哲学的な要素は更に強くなり、人間とは何か?人間らしさとは何か?なぜ生まれてきて、何のために生きるのか?などの原点回帰や、環境破壊や貧富格差の問題、生や死、善や悪の価値観に一石を投じる深遠な問題提起は、文明が発達しても人間の本質は簡単には変わらないのことで歴史は繰り返す強烈な警鐘に。

また、人造人間やAIに人間の身体と感情が持ち持ち合わされた場合の、人間との差異や人間性の模索という普遍的なテーマをより深く掘り下げていくことは、現在の人工知能の能力の一部が人間を凌駕する身近な問題として捉えられる。
前作が未来世界に対する警鐘で、今作は現在の警鐘なのが巧みで面白い。

KのAIに安らぎを求めたり、自らの意志によって行動したりし、アイデンティティの模索などは、内面が現代人のように表現されおり、もはや無感情のマシンではない。
独自の発展を遂げていることにエモーショナルな部分が深く掘り下げられていて、それらの重厚なテーマと物語構造の巧みさに、これまでの驚愕の出来事が追加され、Kの物語と前作のデッカード&レイチェルの物語が繋がっていくドラマ的展開は興味深く描かれる。

しかし、肝心のレプリカントの新たな創造主となる科学者ウォレスの巨大な陰謀の新たな謎はそのままで、創造主の哲学や思想は解決しない。神の領域に達したがっている野心の方が気になっており、ウォレスはレプリカントだと思っていたのだが・・・。
前作の謎が増幅することと、新たな謎を作って解決しないことにもどかしさを感じ、謎は謎のままにするスタンスは前作や原作に対するリスペクトが悪い方向に出た結果に。

2049年までの経過がわかっていく描写は素晴らしいが、これらの事と向き合わないことで、それ以降の問題は広がらなくスケールの大きさに負けてしまい、Kの範疇の中へ沈没してしまうような物語になってしまったのが残念。

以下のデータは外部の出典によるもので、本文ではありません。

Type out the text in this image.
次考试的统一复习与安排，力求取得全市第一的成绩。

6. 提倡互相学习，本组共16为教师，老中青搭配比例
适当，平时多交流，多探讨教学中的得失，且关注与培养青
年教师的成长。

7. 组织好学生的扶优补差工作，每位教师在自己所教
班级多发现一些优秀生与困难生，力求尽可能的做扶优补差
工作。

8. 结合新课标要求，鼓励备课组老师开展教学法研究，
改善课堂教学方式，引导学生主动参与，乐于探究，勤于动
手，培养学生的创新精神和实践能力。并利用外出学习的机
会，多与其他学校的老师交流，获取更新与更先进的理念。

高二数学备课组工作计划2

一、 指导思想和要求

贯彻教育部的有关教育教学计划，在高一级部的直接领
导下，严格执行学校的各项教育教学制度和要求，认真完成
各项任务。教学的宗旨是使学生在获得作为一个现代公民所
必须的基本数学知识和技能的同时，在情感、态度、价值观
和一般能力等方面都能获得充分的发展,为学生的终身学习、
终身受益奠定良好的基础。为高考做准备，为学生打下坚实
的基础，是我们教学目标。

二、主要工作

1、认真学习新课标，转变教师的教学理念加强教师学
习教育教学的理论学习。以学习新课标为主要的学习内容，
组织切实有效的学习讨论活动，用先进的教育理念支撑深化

163分は飽きはこなかったが長い。

これがそれぞれに異なるテーマがある3部作の2作目のようなシリーズ続編の一つとしては良いが、作品単体としては致命的で傑作にはなりえなかった所以で惜しまれる。映画終了とエンドロールの一瞬の間に「バック・トゥ・ザ・フューチャー2」の『to be continued』が脳裏をよぎった。

今年一番期待していた作品なので評価は厳しくなったが、哲学的なテーマは好奇心を大いに満たし、監督のセンス有り余る独特な世界観の構築は今作も秀逸。